When it comes to going out for a drink, Prince Edward Islanders are more likely than most Canadians to have something to eat on the side, a new report from Statistics Canada suggests.

The report found that while there are hundreds of licensed establishments on P.E.I., only 14 or 15 qualified as drinking places.

The low number is connected with how Statistics Canada defines a drinking place.

The report uses revenue figures to determine whether an establishment — be it a lounge, restaurant, microbrewery or club — derives most of its revenue from selling alcoholic beverages by the glass. If it does, that's a drinking place. If it doesn't then it's a restaurant, or brewery, or something else.

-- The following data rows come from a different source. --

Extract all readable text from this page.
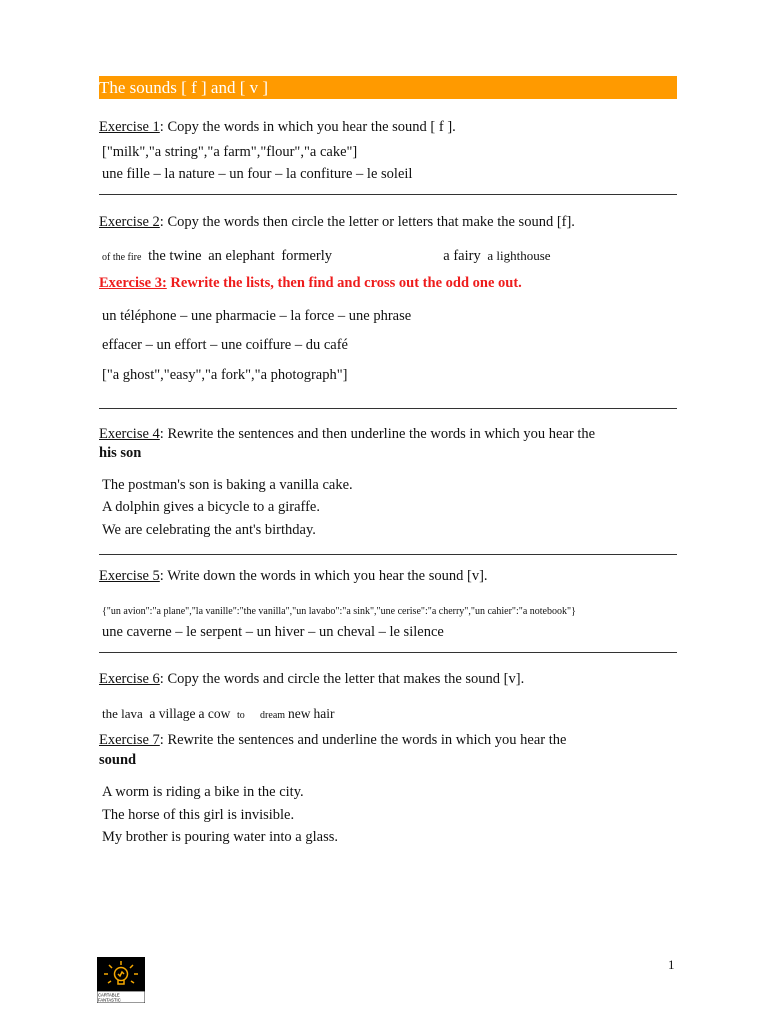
The sounds [ f ] and [ v ]
Exercise 1: Copy the words in which you hear the sound [ f ].
["milk","a string","a farm","flour","a cake"]
une fille – la nature – un four – la confiture – le soleil
Exercise 2: Copy the words then circle the letter or letters that make the sound [f].
of the fire the twine an elephant formerly	a fairy a lighthouse
Exercise 3: Rewrite the lists, then find and cross out the odd one out.
un téléphone – une pharmacie – la force – une phrase
effacer – un effort – une coiffure – du café
["a ghost","easy","a fork","a photograph"]
Exercise 4: Rewrite the sentences and then underline the words in which you hear the
his son
The postman's son is baking a vanilla cake.
A dolphin gives a bicycle to a giraffe.
We are celebrating the ant's birthday.
Exercise 5: Write down the words in which you hear the sound [v].
{"un avion":"a plane","la vanille":"the vanilla","un lavabo":"a sink","une cerise":"a cherry","un cahier":"a notebook"}
une caverne – le serpent – un hiver – un cheval – le silence
Exercise 6: Copy the words and circle the letter that makes the sound [v].
the lava a village a cow to dream new hair
Exercise 7: Rewrite the sentences and underline the words in which you hear the
sound
A worm is riding a bike in the city.
The horse of this girl is invisible.
My brother is pouring water into a glass.
1
CARTABLE
FANTASTIC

By that definition, per capita, P.E.I. has the third lowest number of drinking places among the provinces.

At 0.98 per 10,000 residents, it is about two thirds the national rate of 1.49.

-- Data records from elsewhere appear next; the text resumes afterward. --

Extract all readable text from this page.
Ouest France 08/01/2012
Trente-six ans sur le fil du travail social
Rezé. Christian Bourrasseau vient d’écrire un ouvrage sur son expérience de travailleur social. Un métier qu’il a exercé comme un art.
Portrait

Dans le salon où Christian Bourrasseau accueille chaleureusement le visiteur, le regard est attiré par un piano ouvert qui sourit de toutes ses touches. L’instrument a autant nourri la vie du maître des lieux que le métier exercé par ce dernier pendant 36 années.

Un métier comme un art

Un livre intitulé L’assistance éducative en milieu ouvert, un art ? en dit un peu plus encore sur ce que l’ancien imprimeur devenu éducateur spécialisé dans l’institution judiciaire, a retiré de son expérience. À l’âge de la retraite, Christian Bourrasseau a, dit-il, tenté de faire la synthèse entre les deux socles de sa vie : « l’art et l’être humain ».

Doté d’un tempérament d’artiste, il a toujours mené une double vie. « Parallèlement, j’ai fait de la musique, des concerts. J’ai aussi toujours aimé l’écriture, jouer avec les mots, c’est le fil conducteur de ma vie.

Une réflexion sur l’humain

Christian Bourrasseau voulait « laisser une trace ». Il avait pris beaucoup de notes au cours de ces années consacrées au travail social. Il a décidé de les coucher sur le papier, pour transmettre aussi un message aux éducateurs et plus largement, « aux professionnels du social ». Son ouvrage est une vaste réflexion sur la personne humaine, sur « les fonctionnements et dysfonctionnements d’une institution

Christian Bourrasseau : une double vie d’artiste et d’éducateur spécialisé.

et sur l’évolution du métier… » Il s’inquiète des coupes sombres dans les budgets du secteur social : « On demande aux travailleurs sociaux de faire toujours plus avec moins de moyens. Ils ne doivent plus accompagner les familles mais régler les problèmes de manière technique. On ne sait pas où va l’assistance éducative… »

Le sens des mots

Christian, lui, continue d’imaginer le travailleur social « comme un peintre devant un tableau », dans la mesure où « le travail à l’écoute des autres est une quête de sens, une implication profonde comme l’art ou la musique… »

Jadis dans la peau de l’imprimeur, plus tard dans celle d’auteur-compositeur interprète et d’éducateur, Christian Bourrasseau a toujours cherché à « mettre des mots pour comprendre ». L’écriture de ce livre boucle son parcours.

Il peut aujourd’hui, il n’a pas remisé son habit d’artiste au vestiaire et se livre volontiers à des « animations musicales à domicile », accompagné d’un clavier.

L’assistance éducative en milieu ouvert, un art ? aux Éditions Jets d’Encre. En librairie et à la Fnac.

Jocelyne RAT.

Newfoundland and Labrador's is the highest, with a density almost four times P.E.I.'s and more than eight times the density of Manitoba, which has the lowest among the provinces.

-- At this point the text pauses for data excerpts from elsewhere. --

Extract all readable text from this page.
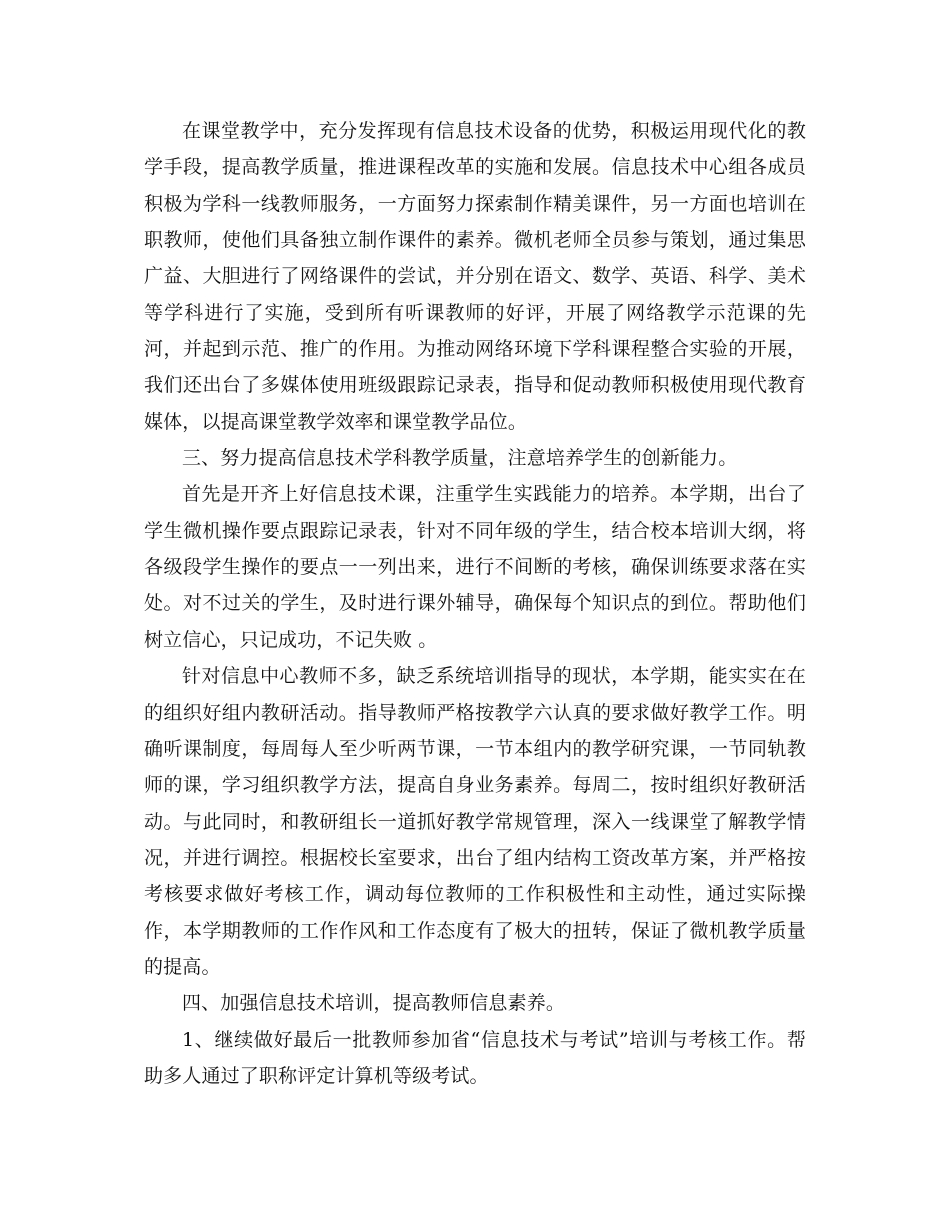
在课堂教学中，充分发挥现有信息技术设备的优势，积极运用现代化的教学手段，提高教学质量，推进课程改革的实施和发展。信息技术中心组各成员积极为学科一线教师服务，一方面努力探索制作精美课件，另一方面也培训在职教师，使他们具备独立制作课件的素养。微机老师全员参与策划，通过集思广益、大胆进行了网络课件的尝试，并分别在语文、数学、英语、科学、美术等学科进行了实施，受到所有听课教师的好评，开展了网络教学示范课的先河，并起到示范、推广的作用。为推动网络环境下学科课程整合实验的开展，我们还出台了多媒体使用班级跟踪记录表，指导和促动教师积极使用现代教育媒体，以提高课堂教学效率和课堂教学品位。

三、努力提高信息技术学科教学质量，注意培养学生的创新能力。

首先是开齐上好信息技术课，注重学生实践能力的培养。本学期，出台了学生微机操作要点跟踪记录表，针对不同年级的学生，结合校本培训大纲，将各级段学生操作的要点一一列出来，进行不间断的考核，确保训练要求落在实处。对不过关的学生，及时进行课外辅导，确保每个知识点的到位。帮助他们树立信心，只记成功，不记失败 。

针对信息中心教师不多，缺乏系统培训指导的现状，本学期，能实实在在的组织好组内教研活动。指导教师严格按教学六认真的要求做好教学工作。明确听课制度，每周每人至少听两节课，一节本组内的教学研究课，一节同轨教师的课，学习组织教学方法，提高自身业务素养。每周二，按时组织好教研活动。与此同时，和教研组长一道抓好教学常规管理，深入一线课堂了解教学情况，并进行调控。根据校长室要求，出台了组内结构工资改革方案，并严格按考核要求做好考核工作，调动每位教师的工作积极性和主动性，通过实际操作，本学期教师的工作作风和工作态度有了极大的扭转，保证了微机教学质量的提高。

四、加强信息技术培训，提高教师信息素养。

1、继续做好最后一批教师参加省“信息技术与考试”培训与考核工作。帮助多人通过了职称评定计算机等级考试。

The P.E.I. Liquor Control Commission had 556 liquor licences on the books on Tuesday. This would include some establishments with more than one licence, such as a club or lounge with a dining room licence.

The list includes 175 dining rooms, 105 lounges, six distilleries, five microbreweries, 20 military and three tourist home licences.

Clarifications

  • This story has been updated to clarify how Statistics Canada defines a drinking place.